Leio nos jornais, Kathlen, que tua mãe, a sra. Jackeline, hoje emocionalmente arrasada, te dizia: “a gente é negro, mora em favela, não pode dar mole. Temos que ser alguma coisa”. Ela está certa, e você tornou-se designer de interiores. Trabalhava, vivia alegre os seus 24 anos de idade. Casou. Engravidou. Que tristeza, amiga, teu feto de quatro meses ter partido com você, assassinado pela mesma bala perdida. Pois é, amiga minha, eu acho uma afronta essa expressão bala perdida. Não existe isso. O que há é um Estado perdido: omisso, inoperante, incompetente que nada faz para colocar fim a essa guerra no Rio de Janeiro. Inocentes como você e teu feto pagam com a vida a mandriice de autoridades.

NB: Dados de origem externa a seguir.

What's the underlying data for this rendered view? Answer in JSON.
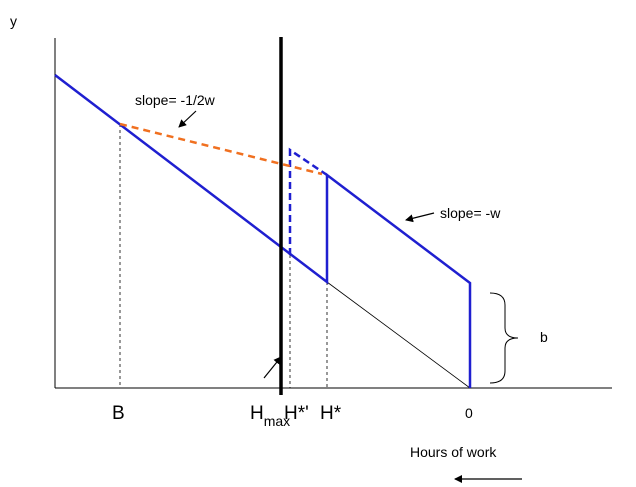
{
  "labels": {
    "y_axis": "y",
    "slope_dashed": "slope= -1/2w",
    "slope_solid": "slope= -w",
    "b": "b",
    "B": "B",
    "h_max": "H",
    "h_max_sub": "max",
    "h_star_prime": "H*'",
    "h_star": "H*",
    "zero": "0",
    "x_axis": "Hours of work"
  }
}
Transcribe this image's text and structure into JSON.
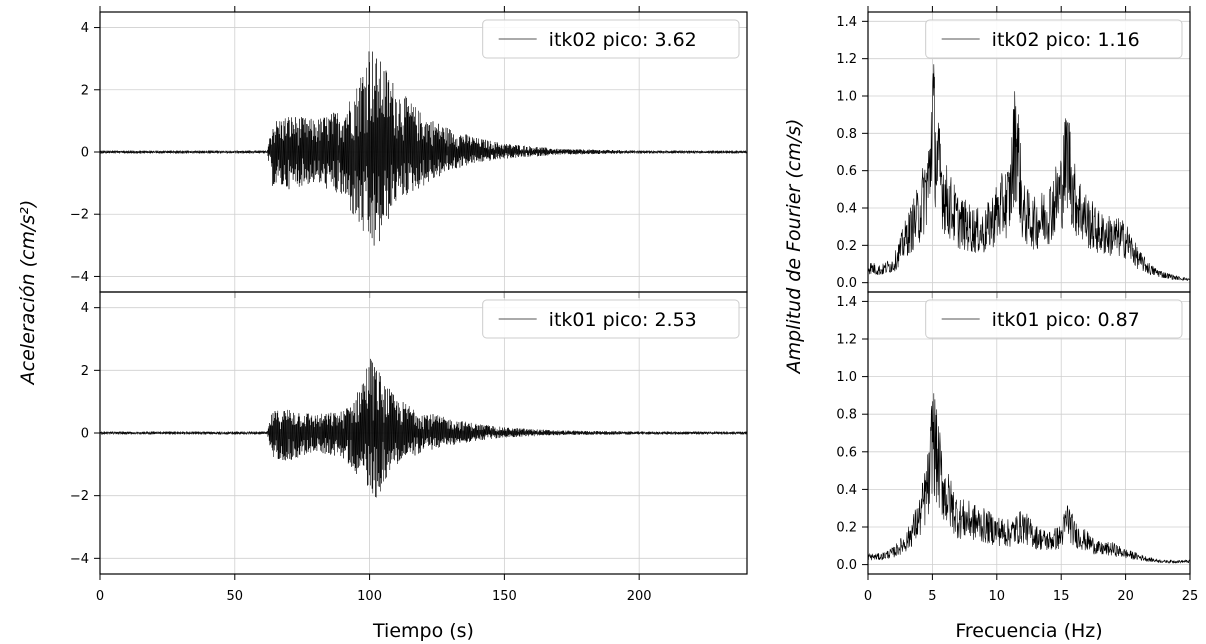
{
  "figure": {
    "left_ylabel": "Aceleración (cm/s²)",
    "right_ylabel": "Amplitud de Fourier (cm/s)"
  },
  "chart_data": [
    {
      "type": "line",
      "panel": "left-top",
      "xlabel": "",
      "ylabel": "",
      "xlim": [
        0,
        240
      ],
      "ylim": [
        -4.5,
        4.5
      ],
      "xticks": [
        0,
        50,
        100,
        150,
        200
      ],
      "yticks": [
        -4,
        -2,
        0,
        2,
        4
      ],
      "ytick_labels": [
        "−4",
        "−2",
        "0",
        "2",
        "4"
      ],
      "show_xticklabels": false,
      "grid": true,
      "legend_position": "top-right",
      "series": [
        {
          "name": "itk02 pico: 3.62",
          "color": "#000000"
        }
      ],
      "envelope": {
        "t": [
          0,
          62,
          64,
          70,
          80,
          90,
          95,
          100,
          103,
          105,
          110,
          120,
          130,
          140,
          150,
          170,
          200,
          240
        ],
        "upper": [
          0.05,
          0.05,
          1.0,
          1.2,
          1.05,
          1.4,
          2.1,
          3.62,
          3.0,
          2.9,
          2.1,
          1.2,
          0.75,
          0.45,
          0.28,
          0.1,
          0.05,
          0.05
        ],
        "lower": [
          -0.05,
          -0.05,
          -1.1,
          -1.2,
          -1.0,
          -1.5,
          -2.3,
          -3.1,
          -3.3,
          -2.6,
          -1.6,
          -1.1,
          -0.6,
          -0.35,
          -0.22,
          -0.09,
          -0.05,
          -0.05
        ]
      }
    },
    {
      "type": "line",
      "panel": "left-bottom",
      "xlabel": "Tiempo (s)",
      "ylabel": "",
      "xlim": [
        0,
        240
      ],
      "ylim": [
        -4.5,
        4.5
      ],
      "xticks": [
        0,
        50,
        100,
        150,
        200
      ],
      "yticks": [
        -4,
        -2,
        0,
        2,
        4
      ],
      "ytick_labels": [
        "−4",
        "−2",
        "0",
        "2",
        "4"
      ],
      "show_xticklabels": true,
      "grid": true,
      "legend_position": "top-right",
      "series": [
        {
          "name": "itk01 pico: 2.53",
          "color": "#000000"
        }
      ],
      "envelope": {
        "t": [
          0,
          62,
          64,
          70,
          80,
          90,
          95,
          100,
          103,
          105,
          110,
          120,
          130,
          140,
          150,
          170,
          200,
          240
        ],
        "upper": [
          0.05,
          0.05,
          0.7,
          0.8,
          0.6,
          0.7,
          1.2,
          2.53,
          2.1,
          1.7,
          1.1,
          0.7,
          0.45,
          0.3,
          0.18,
          0.08,
          0.05,
          0.05
        ],
        "lower": [
          -0.05,
          -0.05,
          -0.8,
          -0.9,
          -0.6,
          -0.8,
          -1.3,
          -1.8,
          -2.2,
          -1.6,
          -1.0,
          -0.6,
          -0.4,
          -0.25,
          -0.15,
          -0.07,
          -0.05,
          -0.05
        ]
      }
    },
    {
      "type": "line",
      "panel": "right-top",
      "xlabel": "",
      "ylabel": "",
      "xlim": [
        0,
        25
      ],
      "ylim": [
        -0.05,
        1.45
      ],
      "xticks": [
        0,
        5,
        10,
        15,
        20,
        25
      ],
      "yticks": [
        0.0,
        0.2,
        0.4,
        0.6,
        0.8,
        1.0,
        1.2,
        1.4
      ],
      "ytick_labels": [
        "0.0",
        "0.2",
        "0.4",
        "0.6",
        "0.8",
        "1.0",
        "1.2",
        "1.4"
      ],
      "show_xticklabels": false,
      "grid": true,
      "legend_position": "top-right",
      "series": [
        {
          "name": "itk02 pico: 1.16",
          "color": "#000000"
        }
      ],
      "spectrum": {
        "f": [
          0,
          1,
          2,
          3,
          4,
          4.8,
          5.0,
          5.3,
          6.0,
          7,
          8,
          9,
          10,
          11,
          11.5,
          12,
          13,
          14,
          15,
          15.5,
          16,
          17,
          18,
          19,
          20,
          21,
          22,
          23,
          24,
          25
        ],
        "amp": [
          0.1,
          0.08,
          0.12,
          0.3,
          0.45,
          0.7,
          1.16,
          0.8,
          0.55,
          0.4,
          0.35,
          0.32,
          0.45,
          0.55,
          1.0,
          0.45,
          0.38,
          0.45,
          0.6,
          0.85,
          0.55,
          0.4,
          0.32,
          0.3,
          0.28,
          0.15,
          0.08,
          0.05,
          0.03,
          0.02
        ]
      }
    },
    {
      "type": "line",
      "panel": "right-bottom",
      "xlabel": "Frecuencia (Hz)",
      "ylabel": "",
      "xlim": [
        0,
        25
      ],
      "ylim": [
        -0.05,
        1.45
      ],
      "xticks": [
        0,
        5,
        10,
        15,
        20,
        25
      ],
      "yticks": [
        0.0,
        0.2,
        0.4,
        0.6,
        0.8,
        1.0,
        1.2,
        1.4
      ],
      "ytick_labels": [
        "0.0",
        "0.2",
        "0.4",
        "0.6",
        "0.8",
        "1.0",
        "1.2",
        "1.4"
      ],
      "show_xticklabels": true,
      "grid": true,
      "legend_position": "top-right",
      "series": [
        {
          "name": "itk01 pico: 0.87",
          "color": "#000000"
        }
      ],
      "spectrum": {
        "f": [
          0,
          1,
          2,
          3,
          4,
          4.8,
          5.0,
          5.3,
          6.0,
          7,
          8,
          9,
          10,
          11,
          12,
          13,
          14,
          15,
          15.5,
          16,
          17,
          18,
          19,
          20,
          21,
          22,
          23,
          24,
          25
        ],
        "amp": [
          0.05,
          0.05,
          0.08,
          0.15,
          0.3,
          0.55,
          0.87,
          0.7,
          0.45,
          0.3,
          0.28,
          0.25,
          0.22,
          0.2,
          0.25,
          0.18,
          0.15,
          0.18,
          0.3,
          0.2,
          0.15,
          0.1,
          0.1,
          0.07,
          0.05,
          0.03,
          0.02,
          0.02,
          0.02
        ]
      }
    }
  ]
}
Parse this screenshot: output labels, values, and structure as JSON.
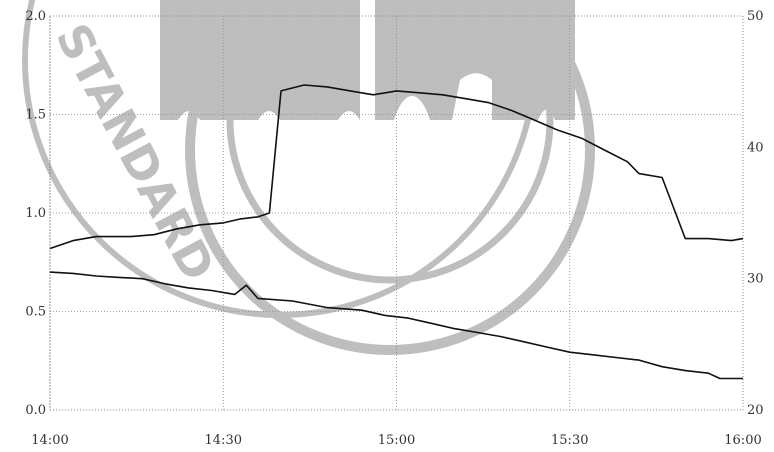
{
  "chart_data": {
    "type": "line",
    "title": "",
    "xlabel": "",
    "ylabel": "",
    "y2label": "",
    "grid": true,
    "x_ticks": [
      "14:00",
      "14:30",
      "15:00",
      "15:30",
      "16:00"
    ],
    "y_left_ticks": [
      "0.0",
      "0.5",
      "1.0",
      "1.5",
      "2.0"
    ],
    "y_right_ticks": [
      "20",
      "30",
      "40",
      "50"
    ],
    "ylim_left": [
      0,
      2.0
    ],
    "ylim_right": [
      20,
      50
    ],
    "xlim_minutes": [
      0,
      120
    ],
    "series": [
      {
        "axis": "left",
        "points": [
          [
            0,
            0.82
          ],
          [
            4,
            0.86
          ],
          [
            8,
            0.88
          ],
          [
            14,
            0.88
          ],
          [
            18,
            0.89
          ],
          [
            22,
            0.92
          ],
          [
            26,
            0.94
          ],
          [
            30,
            0.95
          ],
          [
            33,
            0.97
          ],
          [
            36,
            0.98
          ],
          [
            38,
            1.0
          ],
          [
            40,
            1.62
          ],
          [
            44,
            1.65
          ],
          [
            48,
            1.64
          ],
          [
            52,
            1.62
          ],
          [
            56,
            1.6
          ],
          [
            60,
            1.62
          ],
          [
            64,
            1.61
          ],
          [
            68,
            1.6
          ],
          [
            72,
            1.58
          ],
          [
            76,
            1.56
          ],
          [
            80,
            1.52
          ],
          [
            84,
            1.47
          ],
          [
            88,
            1.42
          ],
          [
            92,
            1.38
          ],
          [
            96,
            1.32
          ],
          [
            100,
            1.26
          ],
          [
            102,
            1.2
          ],
          [
            106,
            1.18
          ],
          [
            110,
            0.87
          ],
          [
            114,
            0.87
          ],
          [
            118,
            0.86
          ],
          [
            120,
            0.87
          ]
        ]
      },
      {
        "axis": "right",
        "points": [
          [
            0,
            30.5
          ],
          [
            4,
            30.4
          ],
          [
            8,
            30.2
          ],
          [
            12,
            30.1
          ],
          [
            16,
            30.0
          ],
          [
            20,
            29.6
          ],
          [
            24,
            29.3
          ],
          [
            28,
            29.1
          ],
          [
            32,
            28.8
          ],
          [
            34,
            29.5
          ],
          [
            36,
            28.5
          ],
          [
            42,
            28.3
          ],
          [
            48,
            27.8
          ],
          [
            54,
            27.6
          ],
          [
            58,
            27.2
          ],
          [
            62,
            27.0
          ],
          [
            66,
            26.6
          ],
          [
            70,
            26.2
          ],
          [
            74,
            25.9
          ],
          [
            78,
            25.6
          ],
          [
            82,
            25.2
          ],
          [
            86,
            24.8
          ],
          [
            90,
            24.4
          ],
          [
            94,
            24.2
          ],
          [
            98,
            24.0
          ],
          [
            102,
            23.8
          ],
          [
            106,
            23.3
          ],
          [
            110,
            23.0
          ],
          [
            114,
            22.8
          ],
          [
            116,
            22.4
          ],
          [
            120,
            22.4
          ]
        ]
      }
    ]
  },
  "watermark": {
    "text": "STANDARD"
  }
}
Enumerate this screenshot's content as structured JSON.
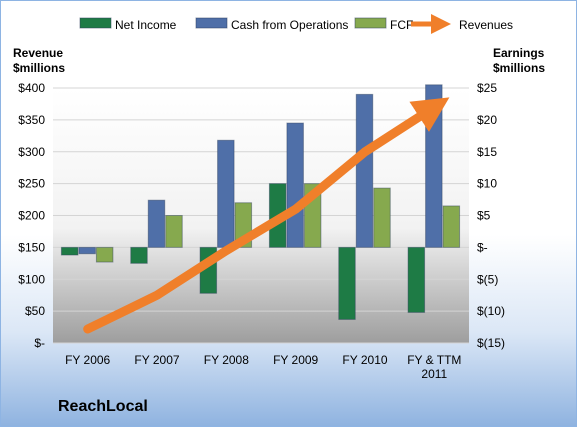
{
  "chart_data": {
    "type": "bar",
    "categories": [
      "FY 2006",
      "FY 2007",
      "FY 2008",
      "FY 2009",
      "FY 2010",
      [
        "FY & TTM",
        "2011"
      ]
    ],
    "series": [
      {
        "name": "Net Income",
        "axis": "right",
        "color": "#1e7b45",
        "values": [
          -1.2,
          -2.5,
          -7.2,
          10.0,
          -11.3,
          -10.2
        ]
      },
      {
        "name": "Cash from Operations",
        "axis": "right",
        "color": "#4f6fa8",
        "values": [
          -1.0,
          7.4,
          16.8,
          19.5,
          24.0,
          25.5
        ]
      },
      {
        "name": "FCF",
        "axis": "right",
        "color": "#86a94e",
        "values": [
          -2.3,
          5.0,
          7.0,
          10.0,
          9.3,
          6.5
        ]
      },
      {
        "name": "Revenues",
        "axis": "left",
        "type": "line",
        "color": "#f07f2a",
        "values": [
          22,
          75,
          145,
          210,
          300,
          370
        ]
      }
    ],
    "left_axis": {
      "title": [
        "Revenue",
        "$millions"
      ],
      "min": 0,
      "max": 400,
      "step": 50,
      "tick_labels": [
        "$-",
        "$50",
        "$100",
        "$150",
        "$200",
        "$250",
        "$300",
        "$350",
        "$400"
      ]
    },
    "right_axis": {
      "title": [
        "Earnings",
        "$millions"
      ],
      "min": -15,
      "max": 25,
      "step": 5,
      "tick_labels": [
        "$(15)",
        "$(10)",
        "$(5)",
        "$-",
        "$5",
        "$10",
        "$15",
        "$20",
        "$25"
      ]
    },
    "legend_position": "top",
    "grid": true,
    "company": "ReachLocal"
  }
}
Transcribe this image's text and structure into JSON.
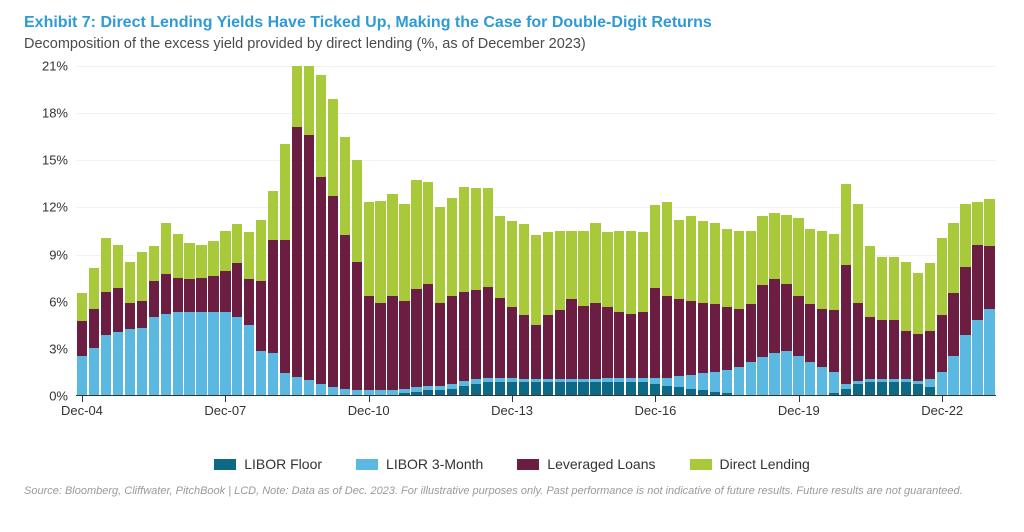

Tirante a tua família, Kathlen, teus amigos, amigas, vizinhos e ativistas do Complexo de Lins, onde você morava, quem de fato se importa com a tua morte? Claro, também se revoltam entidades de direitos humanos, boa parte da mídia, artistas, intelectuais e estudantes. A OAB veio a público falar que adulteraram o local em que você foi alcançada pela bala perdida. E eu, amiga, também me importo muito com tua morte. Mas vamos deixar claro: as autoridades que podem interromper o ciclo de tantas grávidas baleadas no Rio de Janeiro (oito e cinco anos) não se importam, não. Nada fazem. E acho ridículas as investigações, nunca dão em nada, pergunta para a nossa querida Marielle, até hoje não descobriram quem mandou executá-la. E, bala perdida ou não, alguns policiais vão atirando cada vez mais. Claro que eles têm de combater traficantes, mas é necessário fazê-lo sem colocar a vida de inocentes em risco, sem atirar a esmo. Mas alguns agentes querem matar traficantes de qualquer forma para abrir mais espaço aos milicianos. Se morrer inocente, morreu.

As chamadas autoridades estão no alto da pirâmide social, nós nos amontoamos cá na base. O que a gente precisa aprender é que, chacoalhando a base, os inoperantes e incompetentes e cruéis que estão lá no topo despencam.

Há também aqueles vampiros sociais que brindam com taças de sangue os assassinatos de pretas e pretos. Precisam ser presos.

É preciso colocar fim em tudo isso. Por favor, Kathlen, ajuda a gente! Ajuda a gente na luta pela igualdade racial e pelo fim dos preconceitos.

E se alguém perguntar porque ficamos amigos, vou responder, adaptando Montaigne e me remetendo a Chico Buarque: “porque era ela, porque era eu”.